Impact of Left Ventricular Assist Device Support on Bridging to Transplantation in Adults with Restrictive Cardiomyopathy

2014 
s S85 Methods: We reviewed all patients with end-stage RCM who had LVAD implantation from 01/2008 until 08/2013 at our institution. The primary outcome was defined as all-cause mortality or heart transplantation. RCM was defined according to endomyocardial biopsy results or by the presence of echocardiographic characteristics of restrictive physiology. The study cohort consisted of 28 patients (71% males) with end stage RCM (10 Amyloidosis (36%), 8 Hypertrophic cardiomyopathy (28.5%), 5 Sarcoidosis (18%), 4 Chemotherapy or Radiation induced cardiomyopathy (14%) and 1 Fabry disease (3.5%)) who underwent LVAD implantation either as BTT (n= 19, 68%) or destination therapy (DT) (n= 9, 32%). Average age at the time of implant was 57± 13 years. Results: The total 1 year survival was 56% and mean survival time was 547 days, in hospital mortality was 14%. 10 patients underwent heart transplantation with 100% survival during follow up period.

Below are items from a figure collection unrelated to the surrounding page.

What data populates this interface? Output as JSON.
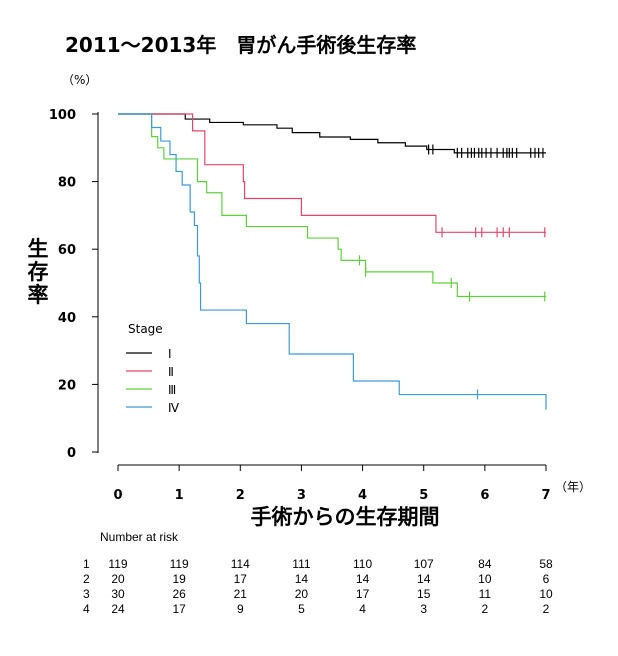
{
  "chart_data": {
    "type": "line",
    "title": "2011～2013年　胃がん手術後生存率",
    "y_unit": "（%）",
    "x_unit": "（年）",
    "xlabel": "手術からの生存期間",
    "ylabel": "生存率",
    "xlim": [
      0,
      7
    ],
    "ylim": [
      0,
      100
    ],
    "x_ticks": [
      "0",
      "1",
      "2",
      "3",
      "4",
      "5",
      "6",
      "7"
    ],
    "y_ticks": [
      "0",
      "20",
      "40",
      "60",
      "80",
      "100"
    ],
    "grid": false,
    "legend": {
      "title": "Stage",
      "placement": "bottom-left"
    },
    "series": [
      {
        "name": "Ⅰ",
        "color": "#000000",
        "x": [
          0,
          0.9,
          1.1,
          1.5,
          2.05,
          2.6,
          2.85,
          3.3,
          3.8,
          4.25,
          4.7,
          5.05,
          5.5,
          7.0
        ],
        "y": [
          100,
          100,
          98.5,
          97.5,
          96.8,
          95.8,
          94.5,
          93.2,
          92.5,
          91.5,
          90.5,
          89.5,
          88.5,
          88.5
        ],
        "censor_x": [
          5.08,
          5.15,
          5.55,
          5.62,
          5.72,
          5.78,
          5.83,
          5.9,
          5.95,
          6.02,
          6.1,
          6.2,
          6.3,
          6.36,
          6.4,
          6.45,
          6.52,
          6.75,
          6.82,
          6.88,
          6.95
        ]
      },
      {
        "name": "Ⅱ",
        "color": "#e0476b",
        "x": [
          0,
          0.85,
          1.22,
          1.42,
          2.05,
          2.07,
          3.0,
          5.1,
          5.2,
          7.0
        ],
        "y": [
          100,
          100,
          95,
          85,
          80,
          75,
          70,
          70,
          65,
          65
        ],
        "censor_x": [
          5.3,
          5.85,
          5.95,
          6.2,
          6.3,
          6.4,
          6.98
        ]
      },
      {
        "name": "Ⅲ",
        "color": "#5fcf3f",
        "x": [
          0,
          0.3,
          0.55,
          0.65,
          0.75,
          1.1,
          1.3,
          1.45,
          1.7,
          2.1,
          3.1,
          3.6,
          3.65,
          4.05,
          5.15,
          5.55,
          7.0
        ],
        "y": [
          100,
          100,
          93.3,
          90,
          86.7,
          86.7,
          80,
          76.7,
          70,
          66.7,
          63.3,
          60,
          56.7,
          53.3,
          50,
          46,
          46
        ],
        "censor_x": [
          3.95,
          4.05,
          5.45,
          5.75,
          6.98
        ]
      },
      {
        "name": "Ⅳ",
        "color": "#3e9ad6",
        "x": [
          0,
          0.3,
          0.55,
          0.7,
          0.85,
          0.95,
          1.05,
          1.18,
          1.25,
          1.3,
          1.33,
          1.35,
          2.1,
          2.8,
          3.85,
          4.6,
          7.0
        ],
        "y": [
          100,
          100,
          96,
          92,
          88,
          83,
          79,
          71,
          67,
          58,
          50,
          42,
          38,
          29,
          21,
          17,
          12.5
        ],
        "censor_x": [
          5.88
        ]
      }
    ],
    "risk_table": {
      "title": "Number at risk",
      "rows": [
        {
          "stage": "1",
          "values": [
            "119",
            "119",
            "114",
            "111",
            "110",
            "107",
            "84",
            "58"
          ]
        },
        {
          "stage": "2",
          "values": [
            "20",
            "19",
            "17",
            "14",
            "14",
            "14",
            "10",
            "6"
          ]
        },
        {
          "stage": "3",
          "values": [
            "30",
            "26",
            "21",
            "20",
            "17",
            "15",
            "11",
            "10"
          ]
        },
        {
          "stage": "4",
          "values": [
            "24",
            "17",
            "9",
            "5",
            "4",
            "3",
            "2",
            "2"
          ]
        }
      ]
    }
  }
}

Sub analysis to compare amyloid patients vs. non-amyloid patients revealed significant differences in age at implant (66.5±10 vs. 52±11.5, p< 0.05), male gender (10 patients (100%) vs. 10 patients (56%), p< 0.05), left ventricular (LV) end diastolic dimensions (46±10 vs. 58±10 mm, p< 0.05) and in the ratio DT/BTT (n= 6/4 (60%/40%) vs. n= 3/15 (17%/83%), p< 0.05). There were no differences in mean survival time between the groups. Cox regression analysis revealed significant association between LV end diastolic and end systolic dimensions and mortality (RR= 0.94, p< 0.05; RR= 0.95, p< 0.05, respectively). Conclusion: LVAD is a feasible and life saving therapy for end stage heart failure related to RCM especially as a bridge to transplant in patients who would otherwise not survive. Larger LV dimensions may predict improved outcomes following implantation.